É verdade que mesmo após Abril permaneceu viva, sobretudo na extrema-esquerda, uma doutrina claramente antidemocrática. A corrente principal da elite, no entanto, dizia-se nominalmente defensora de um regime aberto e europeu. Isso não impediu, naturalmente, a captura corporativa do sistema que alimentou a dívida galopante. Agora que os resultados da loucura rebentaram, vemos as personalidades mais insuspeitas apregoarem propostas perversas, sem a menor vergonha de negarem aquilo que sempre disseram defender.
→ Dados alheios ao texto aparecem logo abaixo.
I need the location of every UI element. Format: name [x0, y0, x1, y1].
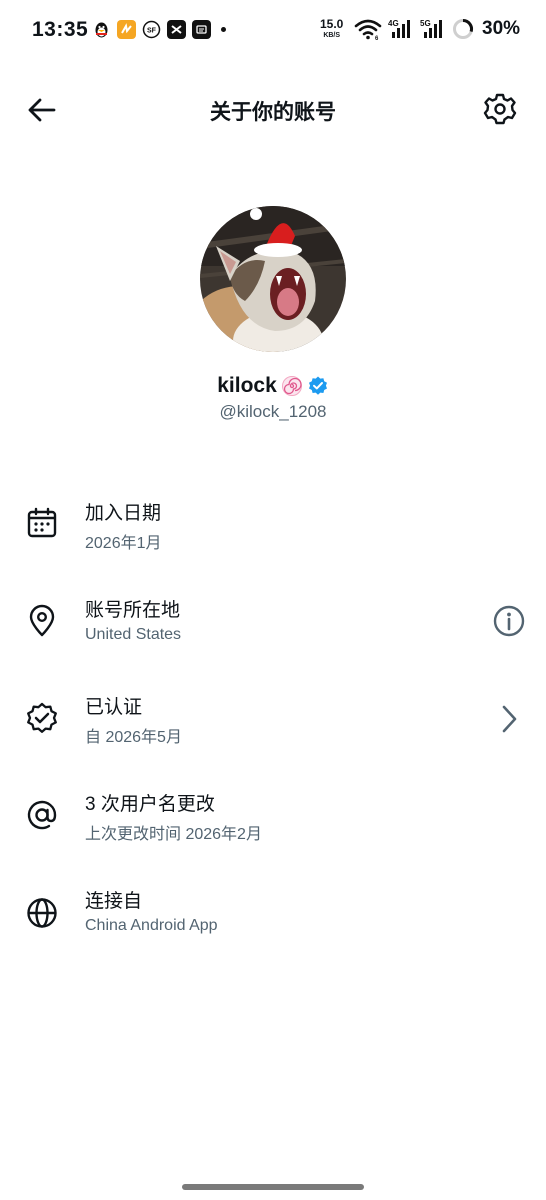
row-connected-via: 连接自 China Android App	[0, 886, 546, 956]
avatar-image	[200, 206, 346, 352]
row-title: 账号所在地	[85, 600, 181, 621]
row-username-changes: 3 次用户名更改 上次更改时间 2026年2月	[0, 789, 546, 859]
globe-icon	[27, 898, 57, 928]
location-pin-icon	[29, 604, 55, 637]
row-subtitle: 2026年1月	[85, 535, 162, 552]
svg-text:5G: 5G	[420, 19, 431, 28]
svg-text:4G: 4G	[388, 19, 399, 28]
home-indicator[interactable]	[182, 1184, 364, 1190]
verified-badge-icon	[308, 376, 327, 395]
svg-text:6: 6	[375, 36, 379, 40]
row-subtitle: 上次更改时间 2026年2月	[85, 826, 262, 843]
row-account-location: 账号所在地 United States	[0, 595, 546, 665]
battery-percent: 30%	[482, 18, 521, 39]
status-bar: 13:35 SF 15.0 KB/S 6 4G 5G 30%	[0, 0, 546, 62]
info-icon[interactable]	[492, 604, 526, 638]
display-name-row: kilock	[0, 374, 546, 398]
row-title: 3 次用户名更改	[85, 794, 215, 815]
verified-badge-icon	[27, 702, 57, 733]
row-subtitle: United States	[85, 626, 182, 643]
row-join-date: 加入日期 2026年1月	[0, 498, 546, 568]
status-time: 13:35	[32, 18, 89, 41]
signal-5g-icon: 5G	[420, 19, 442, 38]
settings-button[interactable]	[482, 91, 518, 127]
page-title: 关于你的账号	[210, 101, 336, 124]
sf-express-icon: SF	[142, 20, 161, 39]
row-subtitle: China Android App	[85, 917, 218, 934]
user-handle: @kilock_1208	[219, 402, 327, 421]
notification-icons: SF	[92, 20, 226, 39]
net-speed-unit: KB/S	[323, 32, 341, 39]
at-sign-icon	[27, 800, 57, 830]
row-title: 已认证	[85, 697, 143, 718]
gear-icon	[483, 93, 517, 125]
weibo-app-icon	[192, 20, 211, 39]
row-subtitle: 自 2026年5月	[85, 729, 182, 746]
calendar-icon	[27, 507, 57, 538]
qq-penguin-icon	[92, 20, 111, 39]
more-notifications-dot	[221, 27, 226, 32]
row-title: 连接自	[85, 891, 143, 912]
network-speed: 15.0 KB/S	[320, 17, 344, 41]
profile-avatar[interactable]	[200, 206, 346, 352]
net-speed-value: 15.0	[320, 17, 344, 31]
wifi-icon: 6	[354, 19, 382, 40]
orange-app-icon	[117, 20, 136, 39]
row-verified[interactable]: 已认证 自 2026年5月	[0, 692, 546, 762]
status-right-icons: 6 4G 5G 30%	[354, 18, 520, 40]
battery-ring-icon	[453, 19, 473, 39]
svg-text:SF: SF	[147, 28, 157, 35]
lollipop-emoji-icon	[281, 376, 302, 396]
capcut-icon	[167, 20, 186, 39]
signal-4g-icon: 4G	[388, 19, 410, 38]
top-app-bar: 关于你的账号	[0, 80, 546, 138]
chevron-right-icon	[502, 705, 517, 733]
display-name: kilock	[217, 374, 277, 397]
row-title: 加入日期	[85, 503, 162, 524]
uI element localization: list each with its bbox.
As actuais imprecações antidemocráticas partem sempre do repúdio do Governo, alegadamente povoado de mentecaptos perversos empenhados na demolição nacional. O facto de essas políticas virem não do arbítrio de ministros tolos, mas da orientação de instituições internacionais reputadas, a quem os críticos sempre proclamaram uma adesão incondicional, não parece fazer a menor diferença. A única solução, segundo eles, é subverter as instituições, derrubar a maioria legítima, convocar eleições subversivas.Nem sequer entendem que essa mesma proposta minaria a legitimidade do Governo daí resultante, o qual, aliás, não teria outro remédio senão continuar na mesma linha de austeridade.
As nossas elites são profundamente antidemocráticas. É por isso que durante séculos esse regime nunca vingou por cá. Desta vez talvez haja esperança. O povo, que sempre teve uma saudável desconfiança das elites, já vive o 40.º ano depois de Abril.